New research from France adds to the evidence that widely used COVID-19 vaccines still provide strong protection against the coronavirus mutations that are spreading rapidly around the world and are now the most widely used type in the United States.
The delta variant is increasing among populations with low vaccination rates. On Thursday, Dr. Rochelle Walinsky, director of the US Centers for Disease Control and Prevention, said this leads to two “facts” – areas of America that are highly immunized are returning to normal while hospital admissions are rising elsewhere.
“This rapid rise is alarming,” she said.
A few weeks ago, the delta variant accounted for more than a quarter of new cases in the US, but now it accounts for just over 50 percent — and in some places, like parts of the Midwest, as much as 80 percent.

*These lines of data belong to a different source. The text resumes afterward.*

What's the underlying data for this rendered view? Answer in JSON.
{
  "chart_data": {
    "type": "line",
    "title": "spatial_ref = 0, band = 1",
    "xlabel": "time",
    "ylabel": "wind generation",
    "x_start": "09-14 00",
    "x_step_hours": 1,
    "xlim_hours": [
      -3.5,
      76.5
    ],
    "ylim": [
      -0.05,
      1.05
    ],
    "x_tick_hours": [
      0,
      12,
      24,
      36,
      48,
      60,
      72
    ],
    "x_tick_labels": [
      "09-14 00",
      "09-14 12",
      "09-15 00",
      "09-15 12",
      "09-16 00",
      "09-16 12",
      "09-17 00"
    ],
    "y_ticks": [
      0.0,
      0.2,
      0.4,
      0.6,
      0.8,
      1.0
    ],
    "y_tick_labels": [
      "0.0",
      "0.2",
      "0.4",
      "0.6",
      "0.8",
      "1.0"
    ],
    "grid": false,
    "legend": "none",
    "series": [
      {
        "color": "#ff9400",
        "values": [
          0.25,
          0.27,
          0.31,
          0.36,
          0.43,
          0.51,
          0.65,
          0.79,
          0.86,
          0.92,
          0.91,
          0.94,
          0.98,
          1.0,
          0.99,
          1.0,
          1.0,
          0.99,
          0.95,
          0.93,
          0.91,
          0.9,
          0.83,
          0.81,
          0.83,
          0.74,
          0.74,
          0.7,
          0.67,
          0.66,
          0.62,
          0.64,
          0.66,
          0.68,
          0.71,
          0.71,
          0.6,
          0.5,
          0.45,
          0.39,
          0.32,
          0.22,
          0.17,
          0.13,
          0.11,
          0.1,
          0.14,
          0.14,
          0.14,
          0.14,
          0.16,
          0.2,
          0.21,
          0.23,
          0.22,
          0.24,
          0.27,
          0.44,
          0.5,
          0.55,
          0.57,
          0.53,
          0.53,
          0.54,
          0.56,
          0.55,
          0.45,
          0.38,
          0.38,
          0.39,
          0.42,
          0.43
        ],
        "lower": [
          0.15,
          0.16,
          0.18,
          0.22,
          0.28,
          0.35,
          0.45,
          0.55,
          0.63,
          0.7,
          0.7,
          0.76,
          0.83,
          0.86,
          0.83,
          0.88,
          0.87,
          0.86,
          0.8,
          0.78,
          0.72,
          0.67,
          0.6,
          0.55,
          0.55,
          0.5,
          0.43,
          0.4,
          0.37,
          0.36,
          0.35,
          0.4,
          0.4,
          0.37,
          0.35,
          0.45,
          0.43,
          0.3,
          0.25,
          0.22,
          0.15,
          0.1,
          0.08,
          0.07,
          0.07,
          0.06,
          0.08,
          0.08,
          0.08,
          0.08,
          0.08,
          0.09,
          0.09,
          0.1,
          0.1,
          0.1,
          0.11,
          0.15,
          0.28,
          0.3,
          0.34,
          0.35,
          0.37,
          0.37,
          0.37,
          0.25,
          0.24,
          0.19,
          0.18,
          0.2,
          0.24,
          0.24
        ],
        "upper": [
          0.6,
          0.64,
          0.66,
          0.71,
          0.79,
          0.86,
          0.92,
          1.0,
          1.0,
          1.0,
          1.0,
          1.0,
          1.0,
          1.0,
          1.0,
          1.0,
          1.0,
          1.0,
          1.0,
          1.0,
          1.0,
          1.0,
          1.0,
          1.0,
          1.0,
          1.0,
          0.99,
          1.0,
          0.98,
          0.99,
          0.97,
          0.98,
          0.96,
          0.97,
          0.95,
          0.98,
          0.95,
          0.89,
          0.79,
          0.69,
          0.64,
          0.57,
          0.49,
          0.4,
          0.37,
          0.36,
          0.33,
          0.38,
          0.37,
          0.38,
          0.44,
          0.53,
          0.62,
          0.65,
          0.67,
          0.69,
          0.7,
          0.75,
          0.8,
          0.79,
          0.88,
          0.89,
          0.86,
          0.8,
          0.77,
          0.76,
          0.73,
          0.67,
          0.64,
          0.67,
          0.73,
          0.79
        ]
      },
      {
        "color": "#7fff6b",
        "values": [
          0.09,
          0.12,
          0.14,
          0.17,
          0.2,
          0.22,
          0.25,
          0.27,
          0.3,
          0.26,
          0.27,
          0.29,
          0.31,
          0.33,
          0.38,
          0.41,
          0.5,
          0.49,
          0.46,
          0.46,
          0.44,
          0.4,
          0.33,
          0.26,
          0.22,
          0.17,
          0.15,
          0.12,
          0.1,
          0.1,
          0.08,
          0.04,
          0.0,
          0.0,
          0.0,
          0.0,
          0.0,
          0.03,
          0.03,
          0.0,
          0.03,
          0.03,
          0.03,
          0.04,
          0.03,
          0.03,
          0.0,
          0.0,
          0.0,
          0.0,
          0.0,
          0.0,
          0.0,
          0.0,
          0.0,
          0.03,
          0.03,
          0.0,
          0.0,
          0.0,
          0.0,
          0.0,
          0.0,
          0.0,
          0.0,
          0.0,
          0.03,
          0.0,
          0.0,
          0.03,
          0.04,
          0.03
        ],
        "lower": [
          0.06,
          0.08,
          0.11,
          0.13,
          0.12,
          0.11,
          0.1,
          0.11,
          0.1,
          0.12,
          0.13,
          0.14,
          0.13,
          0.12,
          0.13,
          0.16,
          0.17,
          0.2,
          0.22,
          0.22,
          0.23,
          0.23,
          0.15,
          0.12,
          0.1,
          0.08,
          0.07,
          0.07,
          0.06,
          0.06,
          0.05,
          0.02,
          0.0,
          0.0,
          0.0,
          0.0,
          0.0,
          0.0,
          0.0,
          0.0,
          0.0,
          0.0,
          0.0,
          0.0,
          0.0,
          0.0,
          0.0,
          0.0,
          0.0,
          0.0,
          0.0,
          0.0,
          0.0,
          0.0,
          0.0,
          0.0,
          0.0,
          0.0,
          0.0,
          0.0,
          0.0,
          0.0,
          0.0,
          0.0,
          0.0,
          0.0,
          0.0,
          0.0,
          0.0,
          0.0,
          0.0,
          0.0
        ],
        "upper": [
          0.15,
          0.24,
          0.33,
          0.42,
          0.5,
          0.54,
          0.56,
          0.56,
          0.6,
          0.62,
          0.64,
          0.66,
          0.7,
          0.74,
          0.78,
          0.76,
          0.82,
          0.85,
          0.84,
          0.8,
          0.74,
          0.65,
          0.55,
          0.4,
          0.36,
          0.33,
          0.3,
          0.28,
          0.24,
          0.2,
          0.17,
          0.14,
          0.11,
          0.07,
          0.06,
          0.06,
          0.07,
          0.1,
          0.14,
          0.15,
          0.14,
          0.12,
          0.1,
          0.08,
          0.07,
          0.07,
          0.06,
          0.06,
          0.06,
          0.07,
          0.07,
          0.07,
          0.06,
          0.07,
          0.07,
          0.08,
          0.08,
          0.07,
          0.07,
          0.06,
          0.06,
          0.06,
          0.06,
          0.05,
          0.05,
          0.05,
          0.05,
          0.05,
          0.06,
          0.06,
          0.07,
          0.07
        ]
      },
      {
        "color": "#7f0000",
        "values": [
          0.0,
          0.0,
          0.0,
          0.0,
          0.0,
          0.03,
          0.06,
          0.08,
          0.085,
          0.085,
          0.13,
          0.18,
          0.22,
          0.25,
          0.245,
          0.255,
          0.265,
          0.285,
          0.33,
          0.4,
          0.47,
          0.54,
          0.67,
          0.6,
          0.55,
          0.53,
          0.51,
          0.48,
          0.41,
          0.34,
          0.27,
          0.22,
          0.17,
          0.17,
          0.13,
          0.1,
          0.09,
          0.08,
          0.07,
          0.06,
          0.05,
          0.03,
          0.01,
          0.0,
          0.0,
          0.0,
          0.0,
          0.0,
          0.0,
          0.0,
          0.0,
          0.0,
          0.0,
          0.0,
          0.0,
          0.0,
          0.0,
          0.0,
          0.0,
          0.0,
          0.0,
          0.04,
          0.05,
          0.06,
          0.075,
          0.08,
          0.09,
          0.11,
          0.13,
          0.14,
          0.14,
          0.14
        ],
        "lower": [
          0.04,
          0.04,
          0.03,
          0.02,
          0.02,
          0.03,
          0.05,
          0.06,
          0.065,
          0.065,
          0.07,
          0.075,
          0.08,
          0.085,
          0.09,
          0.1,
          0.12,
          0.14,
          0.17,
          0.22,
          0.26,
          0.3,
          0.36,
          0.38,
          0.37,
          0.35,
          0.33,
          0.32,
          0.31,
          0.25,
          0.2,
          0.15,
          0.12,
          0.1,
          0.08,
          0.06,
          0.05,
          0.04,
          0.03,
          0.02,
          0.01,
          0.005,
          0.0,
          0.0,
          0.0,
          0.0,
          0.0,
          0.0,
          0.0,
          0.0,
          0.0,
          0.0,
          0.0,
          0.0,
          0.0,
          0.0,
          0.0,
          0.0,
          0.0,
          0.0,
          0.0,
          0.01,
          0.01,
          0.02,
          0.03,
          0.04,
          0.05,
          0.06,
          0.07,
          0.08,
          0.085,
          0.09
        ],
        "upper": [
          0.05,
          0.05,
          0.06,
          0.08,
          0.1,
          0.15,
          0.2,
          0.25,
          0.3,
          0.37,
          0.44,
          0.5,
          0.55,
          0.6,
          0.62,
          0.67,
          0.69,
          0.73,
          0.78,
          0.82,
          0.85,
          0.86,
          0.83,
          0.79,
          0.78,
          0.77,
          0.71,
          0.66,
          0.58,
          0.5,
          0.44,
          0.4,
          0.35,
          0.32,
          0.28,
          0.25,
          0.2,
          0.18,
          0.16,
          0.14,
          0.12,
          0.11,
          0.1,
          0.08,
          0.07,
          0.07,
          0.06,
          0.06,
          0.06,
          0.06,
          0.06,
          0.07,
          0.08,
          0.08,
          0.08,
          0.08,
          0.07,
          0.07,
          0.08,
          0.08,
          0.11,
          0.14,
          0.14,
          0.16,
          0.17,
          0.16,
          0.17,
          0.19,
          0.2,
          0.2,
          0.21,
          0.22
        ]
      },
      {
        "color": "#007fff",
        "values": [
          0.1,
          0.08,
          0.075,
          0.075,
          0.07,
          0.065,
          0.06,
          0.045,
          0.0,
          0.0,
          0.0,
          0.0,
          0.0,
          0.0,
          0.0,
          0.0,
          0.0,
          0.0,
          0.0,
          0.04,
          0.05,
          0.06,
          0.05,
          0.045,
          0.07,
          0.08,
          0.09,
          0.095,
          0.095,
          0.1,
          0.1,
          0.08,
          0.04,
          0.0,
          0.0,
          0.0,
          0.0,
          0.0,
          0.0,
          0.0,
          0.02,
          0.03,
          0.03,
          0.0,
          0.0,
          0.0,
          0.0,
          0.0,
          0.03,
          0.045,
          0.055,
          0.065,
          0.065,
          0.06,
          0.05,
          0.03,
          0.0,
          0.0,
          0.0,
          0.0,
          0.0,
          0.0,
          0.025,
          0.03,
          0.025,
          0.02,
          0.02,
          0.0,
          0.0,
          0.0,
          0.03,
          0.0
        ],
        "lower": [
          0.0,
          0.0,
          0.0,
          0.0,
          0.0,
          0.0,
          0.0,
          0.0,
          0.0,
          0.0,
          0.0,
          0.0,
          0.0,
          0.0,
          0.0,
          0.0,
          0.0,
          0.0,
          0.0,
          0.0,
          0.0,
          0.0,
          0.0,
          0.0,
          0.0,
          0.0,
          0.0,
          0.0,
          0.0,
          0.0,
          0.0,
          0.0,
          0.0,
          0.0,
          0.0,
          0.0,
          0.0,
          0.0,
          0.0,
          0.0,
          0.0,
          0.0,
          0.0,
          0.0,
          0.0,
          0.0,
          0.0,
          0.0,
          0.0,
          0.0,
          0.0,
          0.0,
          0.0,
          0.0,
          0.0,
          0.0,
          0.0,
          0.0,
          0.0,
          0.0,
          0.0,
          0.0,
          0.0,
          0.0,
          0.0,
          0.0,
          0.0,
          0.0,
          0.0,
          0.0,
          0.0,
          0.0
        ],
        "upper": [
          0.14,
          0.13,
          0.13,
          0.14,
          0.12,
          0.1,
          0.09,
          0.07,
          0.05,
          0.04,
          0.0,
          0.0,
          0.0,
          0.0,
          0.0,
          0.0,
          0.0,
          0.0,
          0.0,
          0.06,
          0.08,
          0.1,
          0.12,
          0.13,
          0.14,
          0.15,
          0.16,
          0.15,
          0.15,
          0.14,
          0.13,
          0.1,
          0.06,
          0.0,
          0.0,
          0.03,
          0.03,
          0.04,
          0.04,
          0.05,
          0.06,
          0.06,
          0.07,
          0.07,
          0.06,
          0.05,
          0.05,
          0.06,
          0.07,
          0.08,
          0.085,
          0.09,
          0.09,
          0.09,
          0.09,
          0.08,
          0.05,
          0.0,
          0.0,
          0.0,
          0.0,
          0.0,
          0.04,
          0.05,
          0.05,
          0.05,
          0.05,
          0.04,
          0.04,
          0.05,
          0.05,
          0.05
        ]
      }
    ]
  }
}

On Thursday, researchers from France’s Pasteur Institute reported new evidence that full vaccination is critical.
In lab tests, the team found that blood from several dozen people who took their first dose of the Pfizer-BioNtech or AstraZeneca-Oxford vaccine “almost prevented” the delta variant. It was reported in Nature magazine. But weeks after getting their second dose, nearly all of the researchers had what the researchers considered an immune booster strong enough to neutralize the delta variant — even if it was less effective than previous versions of the virus.
The French researchers also tested unvaccinated people who survived a bout of coronavirus, finding that their antibodies were four times less effective against the new mutation. The study found that a single vaccine dose significantly boosted antibody levels — resulting in mutual protection against the delta variant and two other mutants. This supports public health recommendations that COVID-19 survivors be vaccinated rather than relying on natural immunity.
Laboratory experiments add to the real-world data that delta variant mutations do not bypass the most commonly used vaccines in Western countries, but they confirm that it is necessary to immunize more of the world before the virus can develop further.
Researchers in Britain found that two doses of the Pfizer vaccine, for example, protected 96 percent of hospitalizations with the delta variant and 88 percent effective against symptomatic infections. This finding was echoed by Canadian researchers last weekend, while a report from Israel suggested that protection against mild delta infections may have fallen to 64 percent.
Whether a fully vaccinated person still needs to wear masks in places where the delta variant is elevated is an increasing question. In the United States, the Centers for Disease Control and Prevention (CDC) stresses that fully vaccinated people do not need to. Even before the delta variant appeared, vaccines were not perfect, but the best evidence suggests that if vaccinated people contracted the coronavirus, they would have milder cases.
“Let me stress that if you are vaccinated, you have a very high degree of protection,” Dr. Anthony Fauci, the US government’s top infectious disease expert, said Thursday.
Pfizer is seeking FDA authorization for a third-dose booster جرعة
Also on Thursday, Pfizer said it plans to obtain US clearance for a third dose of its COVID-19 vaccine.
In general, antibodies naturally diminish over time, so studies are underway to determine if and when COVID boosters are needed.
Early data from the company’s booster study suggests people’s antibody levels jump five to 10 times after a third dose, compared to the second dose months earlier, Dr. Michael Dolstein, chief scientific officer of Pfizer, told The Associated Press.
In August, Pfizer plans to ask the U.S. Food and Drug Administration for emergency authorization for a third dose, he said.
But the FDA’s permission would be just a first step — it won’t automatically mean Americans get boosters, warned Dr. William Schaffner, a vaccine expert at Vanderbilt University Medical Center. Public health authorities will have to decide if it is really needed, especially since millions of people remain without protection because they have not been vaccinated.
Case rates in the United States have been on the rise for weeks, and the rate of hospitalizations is beginning to rise, seven percent above the previous seven-day average, Walinsky of the US Centers for Disease Control and Prevention told reporters Thursday. However, deaths remain low on average, which some experts believe is at least partly due to the higher vaccination rates in people 65 or older, who are among the most vulnerable to serious disease.